Tennessee Williams is attributed with saying the Southern Gothic literary style his name was often attached to described “an intuition, of an underlying dreadfulness in modern experience”. Though his tales do not necessarily adhere to the stylistic criteria used in labeling a work Southern Gothic, New Orleans singer/songwriter Gill Landry reveals a true understanding of the purposes and effects Williams spoke of. The Ballad of Lawless Soirez , Landry’s solo debut, has an almost cinematic feel, as if an homage to a time and place both destructive and strangely alluring. Landry as narrator rambles and stumbles through a bleak landscape, down dimly lit avenues littered with dashed dreams, keeping company with friends, lovers and dubious characters who share a singular characteristic in common: the lonely hopelessness of their existence.
Lest his woozy narratives appear an imaginative concoction created through the use of characters or images lifted from the art of a forgotten age, a look at the arc of Landry’s career progression proves he certainly knows what it is to live the life of an itinerant musician in communities defined by their beguiling eccentricity. Landry has performed as a busker on New Orleans streets, as the co-creator of versatile old-style band the Kitchen Syncopators, and most recently as a sideman, contributing banjo and steel guitar to the sound of fast rising Americana group Old Crow Medicine Show. Now a member of the Nettwerk label, as are his friends in Old Crow Medicine Show, Landry has a chance for his music to gain broader attention and appeal.
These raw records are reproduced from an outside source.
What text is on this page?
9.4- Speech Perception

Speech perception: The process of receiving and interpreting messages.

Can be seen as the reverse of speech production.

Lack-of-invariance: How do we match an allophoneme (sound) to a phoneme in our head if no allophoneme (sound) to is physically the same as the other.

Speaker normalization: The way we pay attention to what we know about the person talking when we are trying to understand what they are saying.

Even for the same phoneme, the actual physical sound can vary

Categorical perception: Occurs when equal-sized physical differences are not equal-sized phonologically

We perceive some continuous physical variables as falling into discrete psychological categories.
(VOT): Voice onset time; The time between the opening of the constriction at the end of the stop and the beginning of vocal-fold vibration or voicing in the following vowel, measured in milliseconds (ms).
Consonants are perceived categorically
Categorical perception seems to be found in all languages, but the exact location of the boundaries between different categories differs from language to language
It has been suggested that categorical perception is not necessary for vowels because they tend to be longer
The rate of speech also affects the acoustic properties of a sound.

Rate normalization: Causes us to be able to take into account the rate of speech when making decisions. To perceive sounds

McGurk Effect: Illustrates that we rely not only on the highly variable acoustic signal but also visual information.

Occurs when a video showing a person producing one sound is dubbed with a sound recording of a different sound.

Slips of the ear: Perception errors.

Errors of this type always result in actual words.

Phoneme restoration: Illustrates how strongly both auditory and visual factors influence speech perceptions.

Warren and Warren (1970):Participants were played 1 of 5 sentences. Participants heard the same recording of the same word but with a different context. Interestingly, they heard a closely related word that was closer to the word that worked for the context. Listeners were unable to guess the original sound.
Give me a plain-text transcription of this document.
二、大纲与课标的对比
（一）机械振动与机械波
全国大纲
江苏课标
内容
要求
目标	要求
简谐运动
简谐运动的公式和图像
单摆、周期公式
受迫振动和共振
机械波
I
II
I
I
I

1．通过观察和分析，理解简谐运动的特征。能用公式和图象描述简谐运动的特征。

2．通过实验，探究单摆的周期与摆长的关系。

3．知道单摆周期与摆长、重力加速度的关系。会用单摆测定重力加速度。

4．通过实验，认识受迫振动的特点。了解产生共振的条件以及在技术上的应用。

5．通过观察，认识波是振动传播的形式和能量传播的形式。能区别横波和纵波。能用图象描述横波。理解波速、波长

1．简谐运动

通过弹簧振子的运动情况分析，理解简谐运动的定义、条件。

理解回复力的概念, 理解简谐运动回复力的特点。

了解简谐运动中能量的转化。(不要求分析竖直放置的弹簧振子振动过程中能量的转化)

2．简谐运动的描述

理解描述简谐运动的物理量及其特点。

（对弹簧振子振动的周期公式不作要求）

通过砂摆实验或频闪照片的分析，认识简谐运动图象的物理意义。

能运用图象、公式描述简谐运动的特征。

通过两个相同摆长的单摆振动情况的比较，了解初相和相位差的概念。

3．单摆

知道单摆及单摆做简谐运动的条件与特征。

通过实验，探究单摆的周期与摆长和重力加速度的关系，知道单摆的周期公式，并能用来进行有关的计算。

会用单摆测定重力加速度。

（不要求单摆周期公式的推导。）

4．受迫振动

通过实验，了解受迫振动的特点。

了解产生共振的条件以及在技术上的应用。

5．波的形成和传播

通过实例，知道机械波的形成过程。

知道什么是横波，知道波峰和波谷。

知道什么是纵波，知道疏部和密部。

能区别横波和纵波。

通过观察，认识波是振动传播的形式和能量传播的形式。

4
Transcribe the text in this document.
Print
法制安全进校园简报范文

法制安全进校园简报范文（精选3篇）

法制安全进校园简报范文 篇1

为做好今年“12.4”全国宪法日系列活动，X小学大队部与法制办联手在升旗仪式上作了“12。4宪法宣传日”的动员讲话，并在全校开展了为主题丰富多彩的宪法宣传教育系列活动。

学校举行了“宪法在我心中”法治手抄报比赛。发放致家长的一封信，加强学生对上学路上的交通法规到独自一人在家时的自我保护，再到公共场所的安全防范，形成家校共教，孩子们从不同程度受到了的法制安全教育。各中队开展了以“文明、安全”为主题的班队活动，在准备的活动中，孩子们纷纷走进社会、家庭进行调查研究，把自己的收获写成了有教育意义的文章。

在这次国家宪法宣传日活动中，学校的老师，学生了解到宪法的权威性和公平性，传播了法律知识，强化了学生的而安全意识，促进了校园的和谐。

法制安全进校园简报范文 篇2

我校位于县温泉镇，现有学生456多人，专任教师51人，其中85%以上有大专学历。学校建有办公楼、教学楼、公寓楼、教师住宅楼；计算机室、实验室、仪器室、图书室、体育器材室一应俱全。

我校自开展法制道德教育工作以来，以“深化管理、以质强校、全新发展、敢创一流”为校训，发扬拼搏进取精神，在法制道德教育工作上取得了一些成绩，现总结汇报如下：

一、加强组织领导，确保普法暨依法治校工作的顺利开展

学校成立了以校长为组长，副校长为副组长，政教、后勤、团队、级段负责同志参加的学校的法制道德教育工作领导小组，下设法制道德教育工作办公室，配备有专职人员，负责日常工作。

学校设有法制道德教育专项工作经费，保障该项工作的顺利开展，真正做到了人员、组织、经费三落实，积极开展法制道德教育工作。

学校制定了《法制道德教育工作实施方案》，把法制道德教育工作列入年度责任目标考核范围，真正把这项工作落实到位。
Incorporating elements of blues, folk, jazz, and country, Landry’s songs exist in a veritable stew of styles and structures that is diverse yet harmonious, much like the multi-cultural city from which he hails. On the album’s best moments, Landry achieves a strange synergy, telling stories of people whose private earth is about to spin off its axis through a sound just focused enough to communicate such messages without distraction. Straightforward in structure, songs like “Lawless Soirez” and “Dixie” use simple variations on a shared acoustic folk center to highlight the feelings which Landry wishes to convey. The former employs exotic horns and more insistent rhythms to illustrate the hard luck tale of a man who admits “I was born a rambler, guess I always will / Once you get the habit you just can’t stand still”. The latter draws on warmer guitar sounds and dulcet strings to share the story of an almost familial bond between a band of dysfunctional drifters: “We drank to the future, we drank to the past / We drank to the moments we knew wouldn’t last / Leaning on the shoulders of highways that abused us like friends / And we caught those trains just like a disease / With our heads in the clouds and our heart on its knees / Looking for something that we may never find.”
Other album highlights draw a more defined inspiration from jazz textures and performers, both past and present. “Loneliness” sounds is if it belongs to a period rarely revisited in modern music, assuming the feel of an intoxicating rag complete with metered guitars and sweaty, sultry horns that evoke images of Prohibition-era speakeasies and the genesis of such musical technique as a powerful art form. “Ugly Town” (a tune that sounds like it could be found amongst the work of Elvis Costello) and “Desiree” take a slower, more soulful approach, aptly expressing disgust and desire respectively in ballad form.
Though Landry’s effort to construct a timeless aura around his songs succeeds in most instances, there are occasions where his musical language fails to accentuate his attempts at authenticity and consistency. “Anjolie”, for example, suffers early and often from histrionics created by Spanish-inspired guitar and overly accented percussion, contributing to the creation of a picture that is more exaggerated caricature than detailed portrait. Plagued by an opposite problem, several tracks lack the musical punch necessary to deliver their message. While there is nothing functionally or inherently amiss on these tracks (which reside mostly on the album’s second half, songs like “Mutiny” and “Magdalene”), they lack something of the spark exhibited in the album’s excellent opening stanzas, seeming mediocre and even detached in comparison.
As a whole, The Ballad of Lawless Soirez gives a glimpse into an artist who, though largely unknown to record buyers, has honed his talents through hard work, out of the glare of media hype, to the point of developing a variety of resources with which to tell his compelling tales. Landry’s songs deserve an audience and will reward those who seek out this creative, capable storyteller.